Whistler was struck by Hiffernan’s beauty and lively personality. The unmarried couple moved in together and embraced their status as outsiders, mixing with longshoremen and sailors, whom Whistler sketched and painted, and attended séances with Rossetti. Whistler trusted Hiffernan with a variety of business matters, and when he undertook a seven-month trip to Valparaíso, Chile, in 1866, he even gave her power of attorney.

Modeling itself was no easy task: the artist was famous for making his subjects work punishing hours.

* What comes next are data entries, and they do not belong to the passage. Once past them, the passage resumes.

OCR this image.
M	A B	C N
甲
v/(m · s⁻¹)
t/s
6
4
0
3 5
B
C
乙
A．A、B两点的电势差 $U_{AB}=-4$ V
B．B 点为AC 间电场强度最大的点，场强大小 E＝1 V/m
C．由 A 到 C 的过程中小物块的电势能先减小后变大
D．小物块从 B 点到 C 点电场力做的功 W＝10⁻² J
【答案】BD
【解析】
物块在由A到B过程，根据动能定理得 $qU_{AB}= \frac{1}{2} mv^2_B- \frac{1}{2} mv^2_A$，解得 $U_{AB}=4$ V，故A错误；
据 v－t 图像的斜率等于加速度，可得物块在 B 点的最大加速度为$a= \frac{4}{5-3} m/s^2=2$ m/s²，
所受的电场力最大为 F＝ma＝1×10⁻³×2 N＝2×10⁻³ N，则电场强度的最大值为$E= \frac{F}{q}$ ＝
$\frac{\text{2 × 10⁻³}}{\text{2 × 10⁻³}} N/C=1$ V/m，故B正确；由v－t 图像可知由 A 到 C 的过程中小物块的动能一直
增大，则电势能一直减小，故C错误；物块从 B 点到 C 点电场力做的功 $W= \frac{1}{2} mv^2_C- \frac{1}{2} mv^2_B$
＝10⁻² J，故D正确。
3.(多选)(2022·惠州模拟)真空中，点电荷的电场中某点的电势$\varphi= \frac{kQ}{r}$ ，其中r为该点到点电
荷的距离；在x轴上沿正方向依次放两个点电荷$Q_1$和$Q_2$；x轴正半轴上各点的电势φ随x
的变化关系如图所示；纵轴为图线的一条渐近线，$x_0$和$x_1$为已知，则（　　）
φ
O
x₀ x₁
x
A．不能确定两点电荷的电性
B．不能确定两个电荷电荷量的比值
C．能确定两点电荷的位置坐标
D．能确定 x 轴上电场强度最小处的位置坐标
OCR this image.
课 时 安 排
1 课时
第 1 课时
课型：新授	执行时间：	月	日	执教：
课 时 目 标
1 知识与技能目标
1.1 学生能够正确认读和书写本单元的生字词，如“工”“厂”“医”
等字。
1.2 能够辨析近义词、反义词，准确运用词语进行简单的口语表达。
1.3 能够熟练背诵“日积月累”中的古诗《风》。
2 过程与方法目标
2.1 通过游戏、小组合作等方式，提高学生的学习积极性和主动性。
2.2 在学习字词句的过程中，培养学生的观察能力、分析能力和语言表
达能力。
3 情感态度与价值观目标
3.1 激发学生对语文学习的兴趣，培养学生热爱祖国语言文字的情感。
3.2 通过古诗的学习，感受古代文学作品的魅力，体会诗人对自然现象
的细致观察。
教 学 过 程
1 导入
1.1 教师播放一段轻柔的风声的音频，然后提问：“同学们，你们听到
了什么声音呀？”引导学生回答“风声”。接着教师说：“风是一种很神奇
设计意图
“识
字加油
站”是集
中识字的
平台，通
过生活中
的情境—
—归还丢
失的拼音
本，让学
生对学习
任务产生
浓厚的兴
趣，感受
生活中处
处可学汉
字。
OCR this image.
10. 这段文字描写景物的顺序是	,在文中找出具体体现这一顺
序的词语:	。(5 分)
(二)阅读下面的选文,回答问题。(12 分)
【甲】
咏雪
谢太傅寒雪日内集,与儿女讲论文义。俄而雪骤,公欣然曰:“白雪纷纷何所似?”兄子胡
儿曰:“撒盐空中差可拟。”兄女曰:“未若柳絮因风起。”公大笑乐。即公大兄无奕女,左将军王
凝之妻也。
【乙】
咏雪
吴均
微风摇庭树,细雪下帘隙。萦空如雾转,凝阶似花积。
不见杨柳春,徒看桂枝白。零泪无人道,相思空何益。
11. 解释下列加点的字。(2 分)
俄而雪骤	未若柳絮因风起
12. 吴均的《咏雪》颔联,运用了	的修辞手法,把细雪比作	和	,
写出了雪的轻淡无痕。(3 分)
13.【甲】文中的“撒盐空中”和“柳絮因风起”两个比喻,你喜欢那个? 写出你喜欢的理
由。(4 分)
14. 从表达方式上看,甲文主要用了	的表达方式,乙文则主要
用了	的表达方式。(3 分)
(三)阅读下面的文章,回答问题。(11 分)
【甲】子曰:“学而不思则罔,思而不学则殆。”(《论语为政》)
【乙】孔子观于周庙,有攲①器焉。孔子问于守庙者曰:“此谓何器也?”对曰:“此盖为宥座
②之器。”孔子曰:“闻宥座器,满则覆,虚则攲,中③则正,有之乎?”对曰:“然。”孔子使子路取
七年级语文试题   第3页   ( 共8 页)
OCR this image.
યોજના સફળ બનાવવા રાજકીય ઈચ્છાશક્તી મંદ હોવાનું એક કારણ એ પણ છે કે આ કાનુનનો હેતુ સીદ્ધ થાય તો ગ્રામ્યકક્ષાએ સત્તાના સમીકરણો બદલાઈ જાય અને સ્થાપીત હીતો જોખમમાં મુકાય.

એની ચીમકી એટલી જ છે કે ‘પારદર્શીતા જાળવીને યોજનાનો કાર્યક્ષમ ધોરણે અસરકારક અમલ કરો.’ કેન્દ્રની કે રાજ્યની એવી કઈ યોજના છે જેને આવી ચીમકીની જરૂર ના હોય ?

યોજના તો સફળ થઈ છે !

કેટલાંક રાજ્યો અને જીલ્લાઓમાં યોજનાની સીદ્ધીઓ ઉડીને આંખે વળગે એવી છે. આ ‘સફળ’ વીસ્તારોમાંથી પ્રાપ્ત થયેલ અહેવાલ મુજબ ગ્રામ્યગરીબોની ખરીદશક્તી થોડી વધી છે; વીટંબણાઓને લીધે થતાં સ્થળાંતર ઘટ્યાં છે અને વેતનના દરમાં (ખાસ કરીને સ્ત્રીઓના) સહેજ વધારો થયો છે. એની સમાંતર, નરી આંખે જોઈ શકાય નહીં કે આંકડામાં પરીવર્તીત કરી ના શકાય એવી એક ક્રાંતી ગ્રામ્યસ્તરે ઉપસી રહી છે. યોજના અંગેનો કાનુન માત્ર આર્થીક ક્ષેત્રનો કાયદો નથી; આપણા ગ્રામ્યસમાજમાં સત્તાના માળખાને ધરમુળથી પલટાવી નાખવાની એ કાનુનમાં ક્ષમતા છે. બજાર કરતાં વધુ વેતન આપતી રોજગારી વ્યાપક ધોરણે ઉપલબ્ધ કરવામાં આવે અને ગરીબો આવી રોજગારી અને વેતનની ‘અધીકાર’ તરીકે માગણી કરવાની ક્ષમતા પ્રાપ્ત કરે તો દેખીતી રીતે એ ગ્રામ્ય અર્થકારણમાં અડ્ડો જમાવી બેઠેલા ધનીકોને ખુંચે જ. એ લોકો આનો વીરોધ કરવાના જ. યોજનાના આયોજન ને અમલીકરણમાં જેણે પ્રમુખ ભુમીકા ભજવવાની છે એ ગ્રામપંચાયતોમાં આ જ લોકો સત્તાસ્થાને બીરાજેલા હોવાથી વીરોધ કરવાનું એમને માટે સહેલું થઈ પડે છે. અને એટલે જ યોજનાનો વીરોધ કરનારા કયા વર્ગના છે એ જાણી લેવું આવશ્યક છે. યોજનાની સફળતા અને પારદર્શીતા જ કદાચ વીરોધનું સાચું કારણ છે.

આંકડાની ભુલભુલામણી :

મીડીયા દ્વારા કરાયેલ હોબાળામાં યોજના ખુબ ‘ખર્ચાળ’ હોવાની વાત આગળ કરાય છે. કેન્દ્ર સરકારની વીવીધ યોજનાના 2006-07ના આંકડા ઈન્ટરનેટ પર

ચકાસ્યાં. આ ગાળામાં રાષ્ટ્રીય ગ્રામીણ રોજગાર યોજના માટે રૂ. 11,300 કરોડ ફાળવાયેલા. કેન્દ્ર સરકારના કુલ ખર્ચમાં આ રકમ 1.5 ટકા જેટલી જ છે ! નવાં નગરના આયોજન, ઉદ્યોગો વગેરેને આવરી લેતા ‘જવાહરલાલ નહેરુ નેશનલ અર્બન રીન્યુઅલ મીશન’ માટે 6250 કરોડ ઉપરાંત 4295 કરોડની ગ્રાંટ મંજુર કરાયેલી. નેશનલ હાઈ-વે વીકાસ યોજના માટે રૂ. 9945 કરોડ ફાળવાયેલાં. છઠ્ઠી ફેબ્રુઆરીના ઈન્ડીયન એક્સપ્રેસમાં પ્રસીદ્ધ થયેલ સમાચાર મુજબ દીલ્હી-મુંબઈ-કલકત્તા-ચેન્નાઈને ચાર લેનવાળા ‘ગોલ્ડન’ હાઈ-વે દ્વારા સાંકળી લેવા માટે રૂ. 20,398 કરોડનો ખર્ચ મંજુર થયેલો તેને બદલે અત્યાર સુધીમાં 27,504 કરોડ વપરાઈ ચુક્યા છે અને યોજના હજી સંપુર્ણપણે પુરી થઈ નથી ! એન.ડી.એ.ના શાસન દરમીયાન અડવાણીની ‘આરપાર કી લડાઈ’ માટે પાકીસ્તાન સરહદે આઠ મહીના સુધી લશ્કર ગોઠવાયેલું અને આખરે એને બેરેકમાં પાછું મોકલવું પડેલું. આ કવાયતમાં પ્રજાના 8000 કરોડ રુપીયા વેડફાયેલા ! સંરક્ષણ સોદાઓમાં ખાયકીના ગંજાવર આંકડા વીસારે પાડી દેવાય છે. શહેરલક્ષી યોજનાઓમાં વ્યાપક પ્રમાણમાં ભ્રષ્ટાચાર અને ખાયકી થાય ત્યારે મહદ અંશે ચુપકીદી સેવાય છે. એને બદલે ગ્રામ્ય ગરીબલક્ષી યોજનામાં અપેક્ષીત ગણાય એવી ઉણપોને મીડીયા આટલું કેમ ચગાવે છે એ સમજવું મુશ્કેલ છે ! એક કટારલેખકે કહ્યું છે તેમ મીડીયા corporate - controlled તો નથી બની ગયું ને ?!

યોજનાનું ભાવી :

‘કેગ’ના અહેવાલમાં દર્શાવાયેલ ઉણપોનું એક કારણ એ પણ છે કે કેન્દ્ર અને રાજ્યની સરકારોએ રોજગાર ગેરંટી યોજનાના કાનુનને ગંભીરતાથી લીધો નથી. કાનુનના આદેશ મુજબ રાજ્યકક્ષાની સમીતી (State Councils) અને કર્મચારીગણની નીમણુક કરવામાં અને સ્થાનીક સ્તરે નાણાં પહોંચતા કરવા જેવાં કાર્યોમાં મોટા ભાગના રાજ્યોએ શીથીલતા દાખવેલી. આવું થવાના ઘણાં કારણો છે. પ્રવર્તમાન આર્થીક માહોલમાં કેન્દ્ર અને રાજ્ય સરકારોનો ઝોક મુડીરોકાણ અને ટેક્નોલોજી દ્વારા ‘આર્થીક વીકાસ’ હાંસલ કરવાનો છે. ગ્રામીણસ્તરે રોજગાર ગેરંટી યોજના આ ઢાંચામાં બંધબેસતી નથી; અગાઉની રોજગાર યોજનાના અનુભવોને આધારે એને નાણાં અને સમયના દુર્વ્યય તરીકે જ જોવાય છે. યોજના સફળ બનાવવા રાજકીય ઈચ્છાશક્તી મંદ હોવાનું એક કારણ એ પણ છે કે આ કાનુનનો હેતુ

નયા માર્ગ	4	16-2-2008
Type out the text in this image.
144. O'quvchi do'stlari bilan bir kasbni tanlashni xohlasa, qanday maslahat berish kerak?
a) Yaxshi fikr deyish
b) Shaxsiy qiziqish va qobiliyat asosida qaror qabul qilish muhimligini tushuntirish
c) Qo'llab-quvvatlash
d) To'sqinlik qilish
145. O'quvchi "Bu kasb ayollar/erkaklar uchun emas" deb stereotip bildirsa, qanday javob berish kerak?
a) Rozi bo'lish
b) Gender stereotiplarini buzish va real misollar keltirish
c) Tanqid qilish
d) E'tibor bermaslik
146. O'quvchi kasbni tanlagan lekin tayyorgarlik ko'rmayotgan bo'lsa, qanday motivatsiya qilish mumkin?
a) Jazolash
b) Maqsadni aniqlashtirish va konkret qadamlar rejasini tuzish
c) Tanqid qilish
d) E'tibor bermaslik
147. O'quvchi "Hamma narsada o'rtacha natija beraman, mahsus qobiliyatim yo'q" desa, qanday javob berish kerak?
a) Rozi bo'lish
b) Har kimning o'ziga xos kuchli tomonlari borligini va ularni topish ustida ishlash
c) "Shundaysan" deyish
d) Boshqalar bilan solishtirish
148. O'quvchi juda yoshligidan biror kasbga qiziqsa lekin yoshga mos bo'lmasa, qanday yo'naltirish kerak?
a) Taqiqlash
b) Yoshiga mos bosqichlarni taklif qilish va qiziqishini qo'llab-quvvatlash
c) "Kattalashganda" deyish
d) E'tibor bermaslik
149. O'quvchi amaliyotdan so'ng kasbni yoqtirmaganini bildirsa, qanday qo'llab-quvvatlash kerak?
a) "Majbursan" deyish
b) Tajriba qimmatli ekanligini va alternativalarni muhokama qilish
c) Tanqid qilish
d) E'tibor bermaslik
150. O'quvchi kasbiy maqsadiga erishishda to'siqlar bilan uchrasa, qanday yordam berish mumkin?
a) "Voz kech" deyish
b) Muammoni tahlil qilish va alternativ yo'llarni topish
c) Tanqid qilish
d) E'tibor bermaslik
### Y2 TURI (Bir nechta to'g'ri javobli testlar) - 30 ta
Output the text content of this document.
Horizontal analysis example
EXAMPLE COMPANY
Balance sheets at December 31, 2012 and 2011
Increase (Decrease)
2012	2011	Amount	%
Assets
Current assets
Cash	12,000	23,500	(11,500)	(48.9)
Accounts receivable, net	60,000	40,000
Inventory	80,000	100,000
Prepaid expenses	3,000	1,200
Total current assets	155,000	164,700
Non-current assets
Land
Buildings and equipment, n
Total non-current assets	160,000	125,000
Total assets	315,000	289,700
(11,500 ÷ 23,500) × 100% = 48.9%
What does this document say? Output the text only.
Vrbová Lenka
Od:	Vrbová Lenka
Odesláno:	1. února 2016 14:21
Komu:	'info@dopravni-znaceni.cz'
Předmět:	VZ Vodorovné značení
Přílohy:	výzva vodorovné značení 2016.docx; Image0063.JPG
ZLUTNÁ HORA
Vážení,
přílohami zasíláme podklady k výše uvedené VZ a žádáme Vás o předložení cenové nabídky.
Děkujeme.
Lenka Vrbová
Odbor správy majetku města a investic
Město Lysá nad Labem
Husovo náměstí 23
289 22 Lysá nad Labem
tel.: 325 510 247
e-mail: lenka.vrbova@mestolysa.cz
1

In Whistler’s case, it could also be life-threatening. To create the “Symphonies in White,” a trio of paintings including “The White Girl” that featured Hiffernan in a pale gown, he used large amounts of lead white paint. The toxic fumes made both of them so ill Rossetti, perhaps only half-jokingly, speculated it was lead poisoning that fueled the artist’s “combative” personality.

Whistler and Hiffernan’s romantic relationship deteriorated sometime in the late 1860s, and in 1870 he had a brief affair with a woman called Louisa Fanny Hanson, who bore him a son. (Whistler would later describe the child as an “infidelity to Jo.”) Hiffernan, now referred to as “Auntie Jo,” and her sister, Agnes, brought up the young Charlie Hanson. Hiffernan succumbed to bronchitis at the age of forty-four during a particularly bad winter in 1886, fading from the historical record as quickly as she appeared.

So, alas, further biographical information that might flesh out this “fiery” Jo is scarce. But if the visual evidence on view at the National Gallery is any indication, at least audiences can still rightly exclaim, as Whistler once did, “She has the most beautiful hair that you have ever seen!”